5. As the wheels touch down again, most of the weight is on ball of the the riders feet, which is where the push comes from to get the board to carve forwards and back left again.
From there, you repeat the motions, swinging left to right and gaining more and more speed. The key is to get a good rhythm going – if you follow these basics I reckon you’ll pick it up in no time.
The reason I teach beginners to nosestall is mainly because this simple little trick really helped me to learn how to ollie when I was first learning. Also, it’s going to test your balance and ability to quickly reshuffle your feet whilst moving, and it’s a great way to get into fakie so that you can get a feel for rolling backwards and practice switching.
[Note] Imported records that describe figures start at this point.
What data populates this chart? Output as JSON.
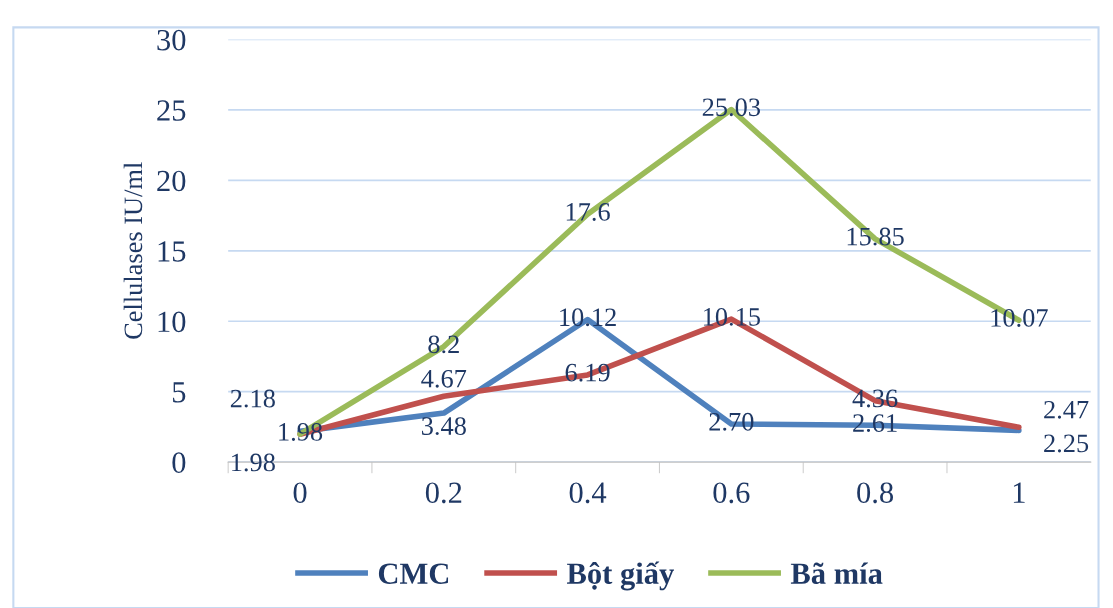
{
  "chart_data": {
    "type": "line",
    "ylabel": "Cellulases IU/ml",
    "categories": [
      "0",
      "0.2",
      "0.4",
      "0.6",
      "0.8",
      "1"
    ],
    "series": [
      {
        "name": "CMC",
        "color": "#4f81bd",
        "values": [
          2.18,
          3.48,
          10.12,
          2.7,
          2.61,
          2.25
        ],
        "value_labels": [
          "2.18",
          "3.48",
          "10.12",
          "2.70",
          "2.61",
          "2.25"
        ]
      },
      {
        "name": "Bột giấy",
        "color": "#c0504d",
        "values": [
          1.98,
          4.67,
          6.19,
          10.15,
          4.36,
          2.47
        ],
        "value_labels": [
          "1.98",
          "4.67",
          "6.19",
          "10.15",
          "4.36",
          "2.47"
        ]
      },
      {
        "name": "Bã mía",
        "color": "#9bbb59",
        "values": [
          1.98,
          8.2,
          17.6,
          25.03,
          15.85,
          10.07
        ],
        "value_labels": [
          "1.98",
          "8.2",
          "17.6",
          "25.03",
          "15.85",
          "10.07"
        ]
      }
    ],
    "ylim": [
      0,
      30
    ],
    "yticks": [
      0,
      5,
      10,
      15,
      20,
      25,
      30
    ],
    "grid": "y",
    "legend": "bottom",
    "marker": "none",
    "line_style": "solid"
  }
}
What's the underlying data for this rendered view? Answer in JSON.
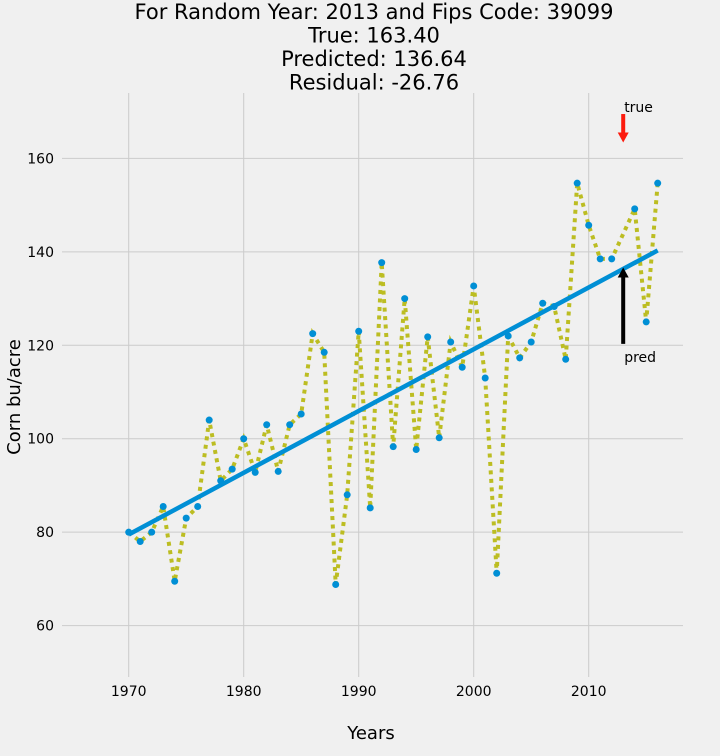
{
  "chart_data": {
    "type": "scatter",
    "title_lines": [
      "For Random Year: 2013 and Fips Code: 39099",
      "True: 163.40",
      "Predicted: 136.64",
      "Residual: -26.76"
    ],
    "xlabel": "Years",
    "ylabel": "Corn bu/acre",
    "xlim": [
      1964.2,
      2018.2
    ],
    "ylim": [
      49,
      174
    ],
    "xticks": [
      1970,
      1980,
      1990,
      2000,
      2010
    ],
    "yticks": [
      60,
      80,
      100,
      120,
      140,
      160
    ],
    "grid": true,
    "series": [
      {
        "style": "dotted-line-with-points",
        "line_color": "#bcbd22",
        "marker_color": "#008fd5",
        "x": [
          1970,
          1971,
          1972,
          1973,
          1974,
          1975,
          1976,
          1977,
          1978,
          1979,
          1980,
          1981,
          1982,
          1983,
          1984,
          1985,
          1986,
          1987,
          1988,
          1989,
          1990,
          1991,
          1992,
          1993,
          1994,
          1995,
          1996,
          1997,
          1998,
          1999,
          2000,
          2001,
          2002,
          2003,
          2004,
          2005,
          2006,
          2007,
          2008,
          2009,
          2010,
          2011,
          2012,
          2014,
          2015,
          2016
        ],
        "y": [
          80.0,
          78.0,
          80.0,
          85.5,
          69.5,
          83.0,
          85.5,
          104.0,
          91.0,
          93.5,
          100.0,
          92.8,
          103.0,
          93.0,
          103.0,
          105.3,
          122.5,
          118.5,
          68.8,
          88.0,
          123.0,
          85.2,
          137.7,
          98.3,
          130.0,
          97.7,
          121.8,
          100.2,
          120.7,
          115.3,
          132.7,
          113.0,
          71.2,
          122.0,
          117.3,
          120.7,
          129.0,
          128.3,
          117.0,
          154.7,
          145.7,
          138.5,
          138.5,
          149.2,
          125.0,
          154.7
        ]
      },
      {
        "style": "trend-line",
        "color": "#008fd5",
        "x": [
          1970,
          2016
        ],
        "y": [
          79.5,
          140.3
        ]
      }
    ],
    "annotations": [
      {
        "text": "true",
        "x": 2013,
        "y_label": 171,
        "arrow_from_y": 169.5,
        "arrow_to_y": 163.4,
        "color": "#fc1b0e"
      },
      {
        "text": "pred",
        "x": 2013,
        "y_label": 117.5,
        "arrow_from_y": 120.3,
        "arrow_to_y": 136.64,
        "color": "#000000"
      }
    ]
  }
}
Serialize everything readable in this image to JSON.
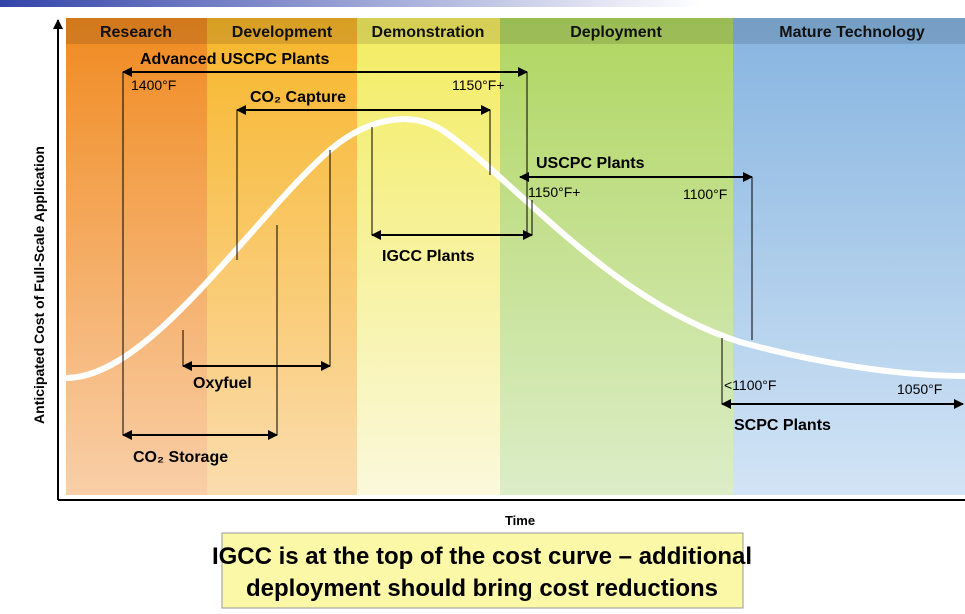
{
  "phases": [
    "Research",
    "Development",
    "Demonstration",
    "Deployment",
    "Mature Technology"
  ],
  "axes": {
    "y_label": "Anticipated Cost of Full-Scale Application",
    "x_label": "Time"
  },
  "technologies": {
    "advanced_uscpc": {
      "label": "Advanced USCPC Plants",
      "start": "1400°F",
      "end": "1150°F+"
    },
    "co2_capture": {
      "label": "CO₂ Capture"
    },
    "igcc": {
      "label": "IGCC Plants"
    },
    "uscpc": {
      "label": "USCPC Plants",
      "start": "1150°F+",
      "end": "1100°F"
    },
    "oxyfuel": {
      "label": "Oxyfuel"
    },
    "co2_storage": {
      "label": "CO₂ Storage"
    },
    "scpc": {
      "label": "SCPC Plants",
      "start": "<1100°F",
      "end": "1050°F"
    }
  },
  "message": [
    "IGCC is at the top of the cost curve – additional",
    "deployment should bring cost reductions"
  ]
}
A nosestall is where you roll up to a lip or ledge of some description and put the nose of the skateboard over it then stall (stop dead) with your weight on the nose and the tail in the air. A kerb is the ideal place to start – it should be just high enough that you have to lift the nose of the skateboard up a bit to get on it
Push (or tic tac!) yourself directly towards the kerb at a moderate speed. Before you reach the kerb, you need to shuffle your front foot up on to the nose of the skateboard so you’ve got one foot on each kicktail, like so…
Just like you did when tic tacking, apply a little weight to your back foot in order to lift the nose just before you hit the kerb. Almost immediately you then have to shift your weight on to the nose so that it stalls on the kerb and the tail hangs in the air. This makes the whole trick a quick see-saw movement. How much weight you have to shift forwards is entirely dependent on how fast you are riding – if you’re going quite fast, then your weight is going to be thrown forwards anyway due to the sudden stop as the front wheels hit the kerb. In this case, try and moderate your balance so you end up neatly stalled.
If it’s a nice wide kerb you have all the time in the world to collect yourself before dropping back onto the road. You do this simply by shifting your weight back again. The board will just slide off the kerb and start rolling, and you will be in fakie. The more agressively you shift your weight back, the smoother the drop off the kerb will be.
Switching Out Of Fakie
Being able to switch out of fakie back into your natural stance is a crucial ability to master. Many of the tricks you learn will land you in fakie – coming out of a nosestall is just the beginning. I remember well that switching is quite daunting. At this stage it’s the biggest test of balance to face and you will fall over at some point!
The key to switching, and in fact to rotating in general, is firstly to ‘wind up’ in the opposite direction to the way you want to turn, and secondly to lead the turn with the shoulders. You want to turn ‘backside’ or ‘b/s’ as it’s commonly abbreviated to. This means that during the rotation your heels will be pointing away from the direction of the turn. Therefore you must wind the top half of your body ‘frontside’ or ‘f/s’ before starting, like this:
Remember, this is drawn for a goofy footed skater (someone who rides naturally with their right foot forwards). If you are a regular footed skater, frontside will be the other way around. You don’t have to wind very far, just enough so that you can swing some momentum into the switch.
As I said, your shoulders should lead the turn, which means they are the first part to rotate. In essence, you are simply unwinding your body from its wound up position. As you do this, again apply a little weight to the tail so the nose lifts off the ground. Your hips will naturally follow the shoulders, and then so will your feet, taking the skateboard with them.
It may take a while to rotate a full 180° but there is no substitute for practice in this case. Try to keep your body weight centred above the skateboard. If too much of your weight hangs over the back wheels (where you are pivoting from) then the skateboard could easily shoot out from under you. As you come towards the 180° mark, remember to ease the front wheels down so they touch down solidly.